Und worum geht es? Um den nackten Egoismus, die eigene Meinung durchzusetzen. Und ich kann ihnen sagen: Manche verwenden dabei Engelszungen, andere Teufelskrallen. Nur im Hirn sind sie alle gleich: Die eigene, fanatische Denkweise zählt mehr als die Vernunft.

Chemnitz: Sie waren nicht alle Rechtsextremisten?

Sicher ist: Nicht alle, die bei den Rechtsextremisten mitlaufen, sind deshalb schon Rechtsextremisten. Aber was soll das Differenzieren? Weil sie mitlaufen, sind sie Mitläufer. Und Mitläufer bestärken Extremisten.

Was wir tun müssten? Wir sollten unseren unzufriedenen Mitbürgern sagen, dass sie eigene Initiativen gründen müssen, die eben nicht der rechten Szene zuzuordnen sind. Eine Alternative für sie (und für Deutschland) wäre auch, die CDU (ja, die CDU) zu unterstützen und aktiv an einer besseren Politik mitzuwirken. Die CDU heißt nicht „Merkel“ und „Merkel“ heißt nicht CDU – das müsste selbst ein Hauptschüler begreifen können.
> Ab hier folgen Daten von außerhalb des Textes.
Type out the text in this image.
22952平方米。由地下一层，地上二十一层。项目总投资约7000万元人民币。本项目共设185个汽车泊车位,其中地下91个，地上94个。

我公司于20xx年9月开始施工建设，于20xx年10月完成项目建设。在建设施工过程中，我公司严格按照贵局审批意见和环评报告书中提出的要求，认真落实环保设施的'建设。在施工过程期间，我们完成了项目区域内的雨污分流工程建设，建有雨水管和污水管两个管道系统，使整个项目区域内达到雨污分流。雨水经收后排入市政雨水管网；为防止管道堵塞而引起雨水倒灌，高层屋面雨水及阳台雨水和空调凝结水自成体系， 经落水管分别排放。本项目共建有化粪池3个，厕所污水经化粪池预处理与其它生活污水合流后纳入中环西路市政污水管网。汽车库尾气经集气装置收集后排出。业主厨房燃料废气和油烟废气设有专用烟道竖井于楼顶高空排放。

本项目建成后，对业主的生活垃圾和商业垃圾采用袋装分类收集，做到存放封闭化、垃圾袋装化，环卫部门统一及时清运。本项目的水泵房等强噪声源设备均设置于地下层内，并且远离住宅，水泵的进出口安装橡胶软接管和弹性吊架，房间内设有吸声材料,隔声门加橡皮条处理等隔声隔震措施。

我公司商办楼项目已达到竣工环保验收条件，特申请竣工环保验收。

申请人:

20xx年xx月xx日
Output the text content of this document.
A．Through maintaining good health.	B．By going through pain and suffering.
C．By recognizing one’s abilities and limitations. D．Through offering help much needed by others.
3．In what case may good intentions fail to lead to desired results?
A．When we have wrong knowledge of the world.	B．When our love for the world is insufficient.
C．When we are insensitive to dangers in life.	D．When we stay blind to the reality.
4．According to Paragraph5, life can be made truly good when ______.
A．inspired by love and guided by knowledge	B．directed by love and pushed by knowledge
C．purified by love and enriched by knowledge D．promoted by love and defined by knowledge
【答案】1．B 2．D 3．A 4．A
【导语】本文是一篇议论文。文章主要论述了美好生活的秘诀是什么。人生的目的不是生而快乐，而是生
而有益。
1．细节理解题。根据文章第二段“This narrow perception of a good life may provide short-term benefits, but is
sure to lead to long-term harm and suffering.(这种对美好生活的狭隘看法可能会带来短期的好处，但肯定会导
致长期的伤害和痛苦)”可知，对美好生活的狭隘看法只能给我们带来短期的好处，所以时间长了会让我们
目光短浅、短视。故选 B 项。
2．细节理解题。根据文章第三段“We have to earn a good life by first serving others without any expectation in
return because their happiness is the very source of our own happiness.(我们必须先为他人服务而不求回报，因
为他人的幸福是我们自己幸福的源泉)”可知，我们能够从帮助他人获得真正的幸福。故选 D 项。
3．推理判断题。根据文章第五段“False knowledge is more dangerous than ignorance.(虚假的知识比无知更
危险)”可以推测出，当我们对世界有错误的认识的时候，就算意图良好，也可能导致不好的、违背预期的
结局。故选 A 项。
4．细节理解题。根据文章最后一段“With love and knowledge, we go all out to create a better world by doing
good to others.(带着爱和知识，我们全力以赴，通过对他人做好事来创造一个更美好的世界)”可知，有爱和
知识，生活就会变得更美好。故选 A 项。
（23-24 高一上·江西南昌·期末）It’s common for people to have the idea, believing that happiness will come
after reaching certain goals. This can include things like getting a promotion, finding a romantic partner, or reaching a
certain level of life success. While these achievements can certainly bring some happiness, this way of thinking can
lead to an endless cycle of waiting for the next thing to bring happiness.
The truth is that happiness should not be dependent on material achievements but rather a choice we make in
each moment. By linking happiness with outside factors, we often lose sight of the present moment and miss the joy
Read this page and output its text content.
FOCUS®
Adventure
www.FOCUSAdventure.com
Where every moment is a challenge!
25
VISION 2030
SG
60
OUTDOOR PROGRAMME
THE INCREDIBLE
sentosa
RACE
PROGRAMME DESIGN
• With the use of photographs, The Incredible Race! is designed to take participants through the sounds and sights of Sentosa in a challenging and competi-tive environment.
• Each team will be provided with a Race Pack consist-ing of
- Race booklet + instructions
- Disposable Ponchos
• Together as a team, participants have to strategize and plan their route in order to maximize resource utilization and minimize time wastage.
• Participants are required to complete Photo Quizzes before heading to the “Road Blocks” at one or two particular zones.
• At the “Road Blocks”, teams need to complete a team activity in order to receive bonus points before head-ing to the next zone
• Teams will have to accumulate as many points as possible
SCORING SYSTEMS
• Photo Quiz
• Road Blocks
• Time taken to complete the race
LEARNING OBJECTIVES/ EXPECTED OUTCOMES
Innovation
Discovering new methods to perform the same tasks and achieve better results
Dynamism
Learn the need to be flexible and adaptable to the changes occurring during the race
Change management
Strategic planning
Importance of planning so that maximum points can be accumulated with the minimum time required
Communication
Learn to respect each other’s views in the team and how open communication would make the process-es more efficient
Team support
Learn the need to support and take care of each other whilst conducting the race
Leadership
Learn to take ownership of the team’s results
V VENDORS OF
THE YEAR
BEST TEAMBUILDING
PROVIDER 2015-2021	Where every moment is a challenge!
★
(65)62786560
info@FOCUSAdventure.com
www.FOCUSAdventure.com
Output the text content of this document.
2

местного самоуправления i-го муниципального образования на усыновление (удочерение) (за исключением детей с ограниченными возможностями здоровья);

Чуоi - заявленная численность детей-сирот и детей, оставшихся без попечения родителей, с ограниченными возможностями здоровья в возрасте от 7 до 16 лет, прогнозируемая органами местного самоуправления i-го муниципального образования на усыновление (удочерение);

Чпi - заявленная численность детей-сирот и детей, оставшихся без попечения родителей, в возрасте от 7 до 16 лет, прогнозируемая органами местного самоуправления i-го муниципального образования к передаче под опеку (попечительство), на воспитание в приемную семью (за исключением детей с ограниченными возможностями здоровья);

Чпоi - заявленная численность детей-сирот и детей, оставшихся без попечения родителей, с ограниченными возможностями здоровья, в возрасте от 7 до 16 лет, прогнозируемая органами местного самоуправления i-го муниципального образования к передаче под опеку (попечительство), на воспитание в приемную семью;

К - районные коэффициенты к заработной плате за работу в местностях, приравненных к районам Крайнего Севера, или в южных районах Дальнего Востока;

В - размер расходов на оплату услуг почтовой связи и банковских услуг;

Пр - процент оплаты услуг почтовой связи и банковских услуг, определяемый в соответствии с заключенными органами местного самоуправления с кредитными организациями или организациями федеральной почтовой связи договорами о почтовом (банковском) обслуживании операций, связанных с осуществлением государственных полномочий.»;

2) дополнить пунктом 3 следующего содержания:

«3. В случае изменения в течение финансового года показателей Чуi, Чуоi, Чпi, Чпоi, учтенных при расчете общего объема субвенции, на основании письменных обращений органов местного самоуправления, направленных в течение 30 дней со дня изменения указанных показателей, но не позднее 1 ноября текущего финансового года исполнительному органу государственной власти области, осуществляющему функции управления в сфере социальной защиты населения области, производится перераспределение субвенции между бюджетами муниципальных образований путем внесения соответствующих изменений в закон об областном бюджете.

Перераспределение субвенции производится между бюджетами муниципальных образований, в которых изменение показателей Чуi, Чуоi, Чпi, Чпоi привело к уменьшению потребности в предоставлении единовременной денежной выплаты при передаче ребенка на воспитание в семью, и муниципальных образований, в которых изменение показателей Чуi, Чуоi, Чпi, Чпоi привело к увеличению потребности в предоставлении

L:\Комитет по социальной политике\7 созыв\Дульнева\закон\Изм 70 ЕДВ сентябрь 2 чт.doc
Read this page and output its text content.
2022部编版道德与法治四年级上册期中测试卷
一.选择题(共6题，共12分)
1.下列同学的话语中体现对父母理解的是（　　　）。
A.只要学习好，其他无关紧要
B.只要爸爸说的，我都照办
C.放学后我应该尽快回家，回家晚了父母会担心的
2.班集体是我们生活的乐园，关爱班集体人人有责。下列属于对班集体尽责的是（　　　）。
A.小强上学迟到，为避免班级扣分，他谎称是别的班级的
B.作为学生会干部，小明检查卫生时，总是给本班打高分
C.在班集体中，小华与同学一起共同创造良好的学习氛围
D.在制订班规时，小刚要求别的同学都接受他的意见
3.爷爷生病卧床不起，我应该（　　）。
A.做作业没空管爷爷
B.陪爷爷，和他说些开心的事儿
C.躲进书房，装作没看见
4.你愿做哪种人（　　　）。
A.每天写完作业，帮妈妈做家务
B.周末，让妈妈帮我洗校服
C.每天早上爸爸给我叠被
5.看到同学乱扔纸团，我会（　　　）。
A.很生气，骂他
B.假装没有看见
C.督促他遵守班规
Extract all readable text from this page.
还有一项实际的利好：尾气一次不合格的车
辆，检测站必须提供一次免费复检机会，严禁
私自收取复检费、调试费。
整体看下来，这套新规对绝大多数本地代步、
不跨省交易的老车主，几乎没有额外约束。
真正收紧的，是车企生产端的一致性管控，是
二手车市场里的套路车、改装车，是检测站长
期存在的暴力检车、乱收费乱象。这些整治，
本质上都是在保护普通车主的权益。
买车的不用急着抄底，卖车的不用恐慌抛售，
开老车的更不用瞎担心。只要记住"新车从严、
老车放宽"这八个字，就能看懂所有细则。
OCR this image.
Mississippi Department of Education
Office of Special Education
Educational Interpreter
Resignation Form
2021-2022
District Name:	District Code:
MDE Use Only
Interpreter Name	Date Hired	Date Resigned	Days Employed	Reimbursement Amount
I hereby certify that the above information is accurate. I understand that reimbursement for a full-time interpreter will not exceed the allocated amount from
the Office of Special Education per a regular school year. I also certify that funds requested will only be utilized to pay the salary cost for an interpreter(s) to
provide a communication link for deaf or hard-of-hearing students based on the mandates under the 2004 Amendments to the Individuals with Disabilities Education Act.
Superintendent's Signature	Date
All dies und noch viel mehr würde etwas nützen und den „mündigen Bürger“ stärken, der sich vom instinktgetriebenen Wutbürger durch Verstand unterscheidet.

Die rechte Saat geht auf – aber nicht für die CSU

Wer rechts sät, wird rechts ernten. Das dachte sich offenbar die CSU und hatte damit recht – nur leider nicht für die eigene Partei. Denn wie es scheint, kommt jeder scharfe Rechtston aus der CSU nicht der eigenen Partei zugute, sondern der AfD.

Soll man darüber nun lachen oder weinen? Sicher ist: Die CSU muss, wenn sie glaubwürdig bleiben will, konservative Werte vertreten, die von vielen Bürgern getragen werden können. Nur mit Populismus schadet die CSU nicht nur sich selbst, sondern der Union insgesamt – und letztendlich ganz Deutschland.